La apertura se ha escenificado durante la madrugada con un acto de hermanamiento entre Gibraltar y La Línea. El ministro principal gibraltareño, Fabian Picardo, y el alcalde linense, Juan Franco, han cruzado juntos el antiguo paso fronterizo sin mostrar sus pasaportes, acompañados por numerosos vecinos que se congregaron para presenciar el momento.

El presidente del Gobierno, Pedro Sánchez, tiene previsto presidir este miércoles a las 12:00 horas el acto oficial de demolición de la Verja en La Línea de la Concepción. A la ceremonia también asistirá el ministro de Asuntos Exteriores, Unión Europea y Cooperación, José Manuel Albares, que realizará junto al jefe del Ejecutivo una declaración institucional.

Sin controles de pasaporte por tierra

El principal cambio afecta a las personas que cruzan diariamente entre España y Gibraltar. Desde la entrada en vigor provisional del tratado no existen controles rutinarios de pasaporte en el paso terrestre.

Los ciudadanos españoles pueden acceder al Peñón utilizando el DNI, mientras que los residentes gibraltareños pueden entrar en España con su tarjeta de residencia sin necesidad de que se les selle el pasaporte. La medida beneficia especialmente a los cerca de 15.000 trabajadores transfronterizos que cruzan cada día para acudir a sus puestos de trabajo.

Los controles fronterizos no desaparecen por completo, sino que se trasladan al puerto y al aeropuerto de Gibraltar. España será responsable de efectuar allí los controles correspondientes al espacio Schengen, mientras las autoridades gibraltareñas mantendrán sus propias comprobaciones.

De esta forma, los viajeros que lleguen al aeropuerto deberán someterse a un doble control, uno realizado por las autoridades de Gibraltar y otro a cargo de agentes españoles. El sistema busca permitir la libre circulación por tierra sin comprometer la protección de las fronteras exteriores del espacio Schengen.

Cambios también para las mercancías

El acuerdo contempla igualmente la retirada de las barreras físicas que afectaban a la circulación de mercancías entre ambos territorios. España se encargará de los controles aduaneros de los productos que entren en Gibraltar y se establecerán comprobaciones armonizadas sobre los equipajes de los viajeros.

El tratado incorpora además medidas de convergencia fiscal. Gibraltar comenzará a aplicar un impuesto indirecto equivalente al IVA con un tipo inicial del 15%, que deberá aproximarse progresivamente al sistema comunitario durante los tres años siguientes. También se incluyen disposiciones específicas sobre el tabaco para evitar diferencias excesivas de precios y posibles distorsiones comerciales.

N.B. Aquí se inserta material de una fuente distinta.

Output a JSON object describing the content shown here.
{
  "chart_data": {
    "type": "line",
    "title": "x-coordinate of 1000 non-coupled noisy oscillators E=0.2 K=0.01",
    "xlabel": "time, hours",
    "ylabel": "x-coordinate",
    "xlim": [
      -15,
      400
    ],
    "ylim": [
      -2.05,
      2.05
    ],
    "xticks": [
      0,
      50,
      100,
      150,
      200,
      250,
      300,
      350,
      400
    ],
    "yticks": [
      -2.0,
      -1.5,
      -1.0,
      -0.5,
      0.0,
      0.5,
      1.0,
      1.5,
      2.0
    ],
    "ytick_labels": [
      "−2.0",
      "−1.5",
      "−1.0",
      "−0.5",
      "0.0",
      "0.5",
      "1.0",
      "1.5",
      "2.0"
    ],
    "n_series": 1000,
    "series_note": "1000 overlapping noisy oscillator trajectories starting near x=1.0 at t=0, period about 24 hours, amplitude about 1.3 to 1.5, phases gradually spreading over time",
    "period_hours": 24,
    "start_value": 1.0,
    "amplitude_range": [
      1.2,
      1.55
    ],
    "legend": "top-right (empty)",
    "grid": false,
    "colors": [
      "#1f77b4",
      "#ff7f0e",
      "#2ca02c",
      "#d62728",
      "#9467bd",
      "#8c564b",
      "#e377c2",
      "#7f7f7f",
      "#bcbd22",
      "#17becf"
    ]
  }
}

La nueva regulación incluye medidas de protección para los trabajadores transfronterizos, coordinación en materia de Seguridad Social y mecanismos relacionados con la formación y el empleo. El Gobierno español calcula que el nuevo escenario repercutirá en los más de 300.000 habitantes del Campo de Gibraltar.

La antigua Verja desaparece, pero habrá nuevos vallados de seguridad

La eliminación de la frontera física no significa que desaparezcan todos los cerramientos existentes en la zona. El Gobierno de Gibraltar ha instalado un nuevo vallado de alta seguridad para proteger instalaciones sensibles como la pista del aeropuerto, los depósitos de combustible, el túnel y el recinto aduanero.

Este cerramiento, diseñado para impedir que pueda ser escalado, se extiende desde el mar hasta el aeropuerto. La zona militar situada en el extremo occidental también continuará vallada. Únicamente permanecerá sin barrera un tramo de unos 150 metros situado en el lugar por el que tradicionalmente han transitado los peatones.

El espacio abierto contará con presencia policial permanente, cámaras de videovigilancia, sistemas de reconocimiento facial, lectores automáticos de matrículas y una iluminación reforzada. Por tanto, desaparece la Verja utilizada como puesto fronterizo, pero se mantienen cerramientos destinados a proteger infraestructuras estratégicas.